17. ОЧЕНЬ ХОРОШАЯ ИДЕЯ

   Драконий хребет остался позади. Внизу лежала широкая зеленая долина, за которой возвышались снежные пики Штор-цен и Оребрус, а правее них дымила закопченная макушка Демпо. Этот горный трезубец представлял собой кор, географическую сердцевину всего Старого Поммерна, просматриваясь более чем из половины федеральных земель курфюршества: восточнее и севернее находится Остланд и Южный Поммерн, южнее и западнее — Верхняя Текла; далее, по дуге с юго-запада на северо-восток располагаются султанат Джанга, графство Иберверг и Центральный Поммерн.
   У подножия вулкана синело озеро. Из его западного угла меж двух утесов бежала белая от пены бурная речушка. С высоты она казалась весьма узкой и несерьезной, но это была Текла. Позже и ниже, вырвавшись из гор, вобрав в себя многочисленные притоки, она становится главной водной осью двух государств — сначала Поммерна, а затем и Мурома.
   «Добрались, — с волнением подумал Мартин, — добрались... » — Еэ... — удивленно сказал Хзюка, обозревая пространства, — оказывается, кроме Схайссов, много еще есть мест на свете.
   — Еще больше, чем ты думаешь. Но мы почти дома.
   — Это смотря кто.
   — Оба. Я постараюсь.
   Хзюка глянул на сверкающие вершины и поежился.
   — А через следующие горы карабкаться надо?
   — Ох, сколько же можно! Видишь там внизу селение?
   — У озера? — Еэ.
   — Вижу. Какое большое! Это ваше главное стойбище?

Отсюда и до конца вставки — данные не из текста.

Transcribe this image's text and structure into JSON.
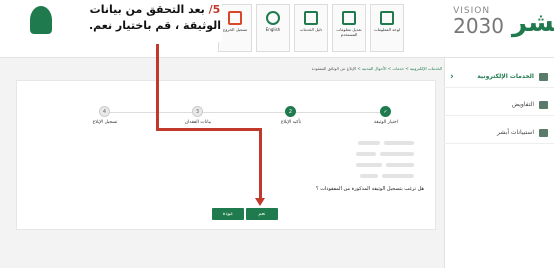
{
  "instruction": {
    "step_num": "5/",
    "line1": "بعد التحقق من بيانات",
    "line2": "الوثيقة ، قم باختيار نعم."
  },
  "header": {
    "vision_word": "VISION",
    "vision_year": "2030",
    "absher_logo": "أبشر",
    "tiles": [
      {
        "label": "لوحة المعلومات"
      },
      {
        "label": "تعديل معلومات المستخدم"
      },
      {
        "label": "دليل الخدمات"
      },
      {
        "label": "English"
      },
      {
        "label": "تسجيل الخروج"
      }
    ]
  },
  "breadcrumb": {
    "c1": "الخدمات الإلكترونية",
    "c2": "خدمات",
    "c3": "الأحوال المدنية",
    "c4": "الإبلاغ عن الوثائق المفقودة"
  },
  "sidebar": [
    {
      "label": "الخدمات الإلكترونية"
    },
    {
      "label": "التفاويض"
    },
    {
      "label": "استبيانات أبشر"
    }
  ],
  "steps": [
    {
      "num": "1",
      "label": "اختيار الوثيقة"
    },
    {
      "num": "2",
      "label": "تأكيد الإبلاغ"
    },
    {
      "num": "3",
      "label": "بيانات الفقدان"
    },
    {
      "num": "4",
      "label": "تسجيل الإبلاغ"
    }
  ],
  "question": "هل ترغب بتسجيل الوثيقة المذكورة من المفقودات ؟",
  "buttons": {
    "yes": "نعم",
    "back": "عودة"
  },
  "colors": {
    "accent": "#1f7a4d",
    "arrow": "#c0392b"
  }
}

   — Нет, есть еще больше. Но как только мы попадем туда, нас повезут. Может быть, даже раньше, — предсказал Мартин.
   В конечном счете все так и случилось, только повезли их не сразу. Сначала попалась небольшая скала, из-за которой очень откровенно торчал ствол штуцера.
   Мартин остановился.
   — Хзюка! Подними руки вверх и не двигайся.
   — Зачем?
   — Слушай машиша. — Хог.
   Хзюка неохотно поднял руки. Мартин сделал то же самое.

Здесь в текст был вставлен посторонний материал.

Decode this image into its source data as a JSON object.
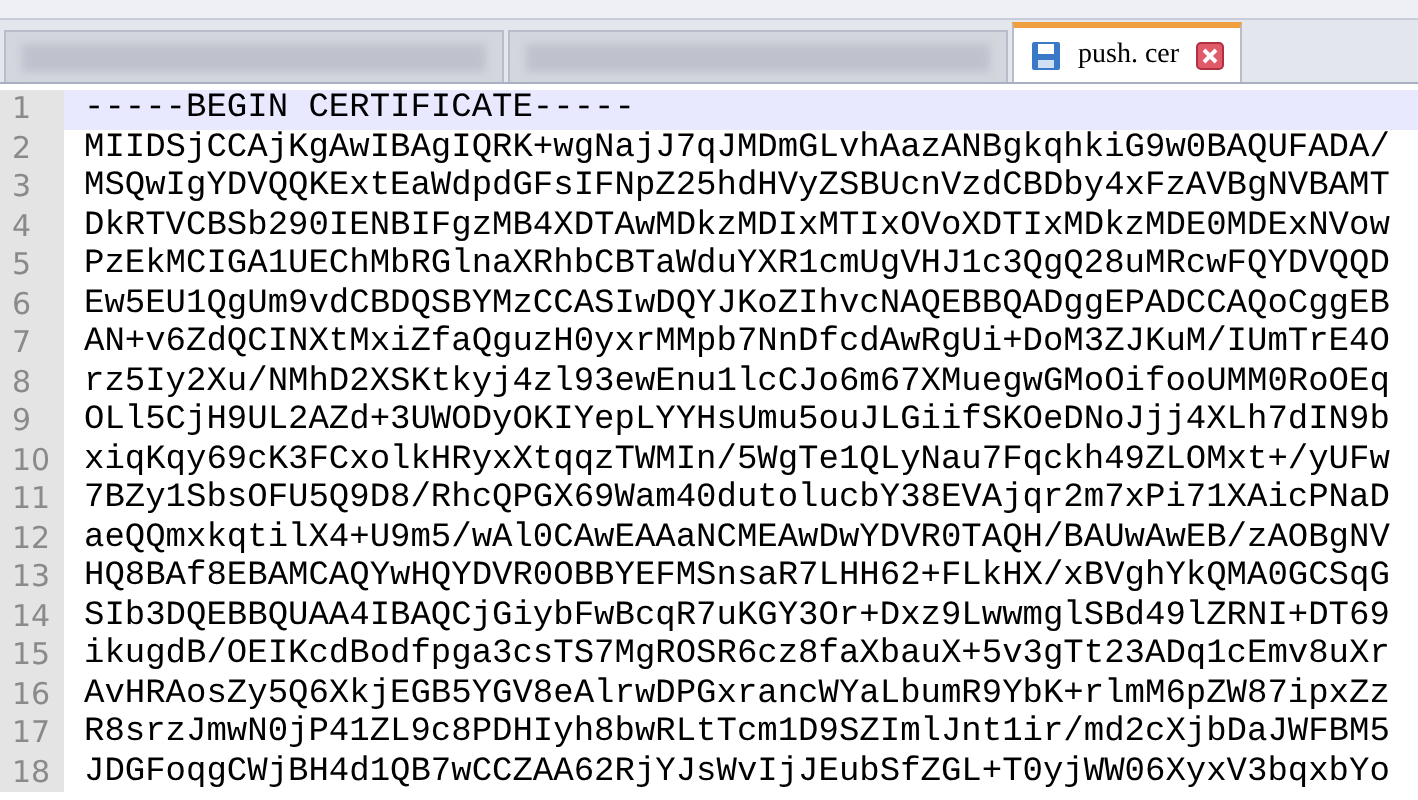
{
  "tabs": [
    {
      "blurred": true,
      "selected": false
    },
    {
      "blurred": true,
      "selected": false
    },
    {
      "label": "push. cer",
      "blurred": false,
      "selected": true
    }
  ],
  "lines": [
    {
      "number": "1",
      "text": "-----BEGIN CERTIFICATE-----",
      "current": true
    },
    {
      "number": "2",
      "text": "MIIDSjCCAjKgAwIBAgIQRK+wgNajJ7qJMDmGLvhAazANBgkqhkiG9w0BAQUFADA/",
      "current": false
    },
    {
      "number": "3",
      "text": "MSQwIgYDVQQKExtEaWdpdGFsIFNpZ25hdHVyZSBUcnVzdCBDby4xFzAVBgNVBAMT",
      "current": false
    },
    {
      "number": "4",
      "text": "DkRTVCBSb290IENBIFgzMB4XDTAwMDkzMDIxMTIxOVoXDTIxMDkzMDE0MDExNVow",
      "current": false
    },
    {
      "number": "5",
      "text": "PzEkMCIGA1UEChMbRGlnaXRhbCBTaWduYXR1cmUgVHJ1c3QgQ28uMRcwFQYDVQQD",
      "current": false
    },
    {
      "number": "6",
      "text": "Ew5EU1QgUm9vdCBDQSBYMzCCASIwDQYJKoZIhvcNAQEBBQADggEPADCCAQoCggEB",
      "current": false
    },
    {
      "number": "7",
      "text": "AN+v6ZdQCINXtMxiZfaQguzH0yxrMMpb7NnDfcdAwRgUi+DoM3ZJKuM/IUmTrE4O",
      "current": false
    },
    {
      "number": "8",
      "text": "rz5Iy2Xu/NMhD2XSKtkyj4zl93ewEnu1lcCJo6m67XMuegwGMoOifooUMM0RoOEq",
      "current": false
    },
    {
      "number": "9",
      "text": "OLl5CjH9UL2AZd+3UWODyOKIYepLYYHsUmu5ouJLGiifSKOeDNoJjj4XLh7dIN9b",
      "current": false
    },
    {
      "number": "10",
      "text": "xiqKqy69cK3FCxolkHRyxXtqqzTWMIn/5WgTe1QLyNau7Fqckh49ZLOMxt+/yUFw",
      "current": false
    },
    {
      "number": "11",
      "text": "7BZy1SbsOFU5Q9D8/RhcQPGX69Wam40dutolucbY38EVAjqr2m7xPi71XAicPNaD",
      "current": false
    },
    {
      "number": "12",
      "text": "aeQQmxkqtilX4+U9m5/wAl0CAwEAAaNCMEAwDwYDVR0TAQH/BAUwAwEB/zAOBgNV",
      "current": false
    },
    {
      "number": "13",
      "text": "HQ8BAf8EBAMCAQYwHQYDVR0OBBYEFMSnsaR7LHH62+FLkHX/xBVghYkQMA0GCSqG",
      "current": false
    },
    {
      "number": "14",
      "text": "SIb3DQEBBQUAA4IBAQCjGiybFwBcqR7uKGY3Or+Dxz9LwwmglSBd49lZRNI+DT69",
      "current": false
    },
    {
      "number": "15",
      "text": "ikugdB/OEIKcdBodfpga3csTS7MgROSR6cz8faXbauX+5v3gTt23ADq1cEmv8uXr",
      "current": false
    },
    {
      "number": "16",
      "text": "AvHRAosZy5Q6XkjEGB5YGV8eAlrwDPGxrancWYaLbumR9YbK+rlmM6pZW87ipxZz",
      "current": false
    },
    {
      "number": "17",
      "text": "R8srzJmwN0jP41ZL9c8PDHIyh8bwRLtTcm1D9SZImlJnt1ir/md2cXjbDaJWFBM5",
      "current": false
    },
    {
      "number": "18",
      "text": "JDGFoqgCWjBH4d1QB7wCCZAA62RjYJsWvIjJEubSfZGL+T0yjWW06XyxV3bqxbYo",
      "current": false
    }
  ]
}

   — Зер гут, — сказали им. — Соображаете.
   Из-за скалы вышел капрал пограничной стражи. Матерый такой дядя с сединой в бороде, штуцером в руках и неизвестно чем в ребре.
   — Он только один? — поинтересовался Хзюка.
   — Нет, их трое.
   — Хорошо прячутся.
   — Вот что, мил-человек, — сказал седобородый. — Перестань шушукаться со своим ящером.
   — Ящер говорит, что вы хорошо прячетесь.
   — Эт мы и сами знаем. А ты вот ему скажи, чтоб все свое вооружение на землю сложил да на три шага отступил
   Хзюка засомневался.
   — Стоит ли доверять этому мягкотелому с белыми волосами на лице?
   — Стоит.
   — Он похож на уохофаху, Мартин.
   — Ну да. Это же мое племя. Не разговаривай. — Хог.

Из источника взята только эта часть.